Pyne raised the ghosts of the past that we erase from our memory. But childhood was no state of innocence. He had said in an interview: “The visual experience of my art is an extension of the colours and forms absorbed in childhood.”
Later experiences were “scanned” in this light and assimilated. Nimble-minded, he reinvented myths and made viewers “more aware of the deeper, unnamed feeling which form the substratum of our being, to which we rarely penetrate”, to quote T.S. Eliot.
He was greatly affected by a Sakti Chattopadhyay recitation in the 1960s of a poem that spoke of roaring and turbulent waters, a corpse and the lawless wind. Pyne created its visual equivalent in a celebrated painting. His mind was like a melting pot: diverse myths, stories and influences took an independent shape here.
Pyne suffered great privations in those early years as an artist. He painted ceaselessly. In retrospect, he felt that hardship and toil contribute to the growth of any artistic sensibility. Where others would have given up in despair, he went back to painting every evening for consolation.

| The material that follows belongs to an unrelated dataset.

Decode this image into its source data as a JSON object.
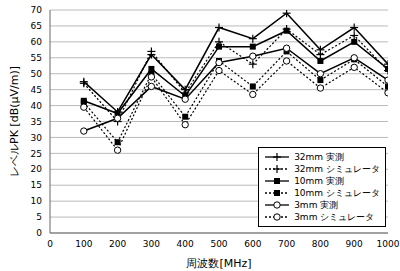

After his marriage to Meera, Pyne moved from north to south — to a flat adjacent to Vivekananda Park. Here his style changed significantly. He favoured lighter shades, but painting was still his raison d’etre. The walls of his studio became his canvas and are alive with his fascinating scribbles and doodles. Quite as fascinating as his notebooks that crawl with sketches and commentaries.
Pyne fell ill a few years ago but recouped and continued to paint with renewed vigour. He worked on the theme of the Mahabharat and his last major exhibition was based on that theme. The world of the Mahabharat, where not a single character is blameless, continued to fascinate him, and he took up the theme recently once again.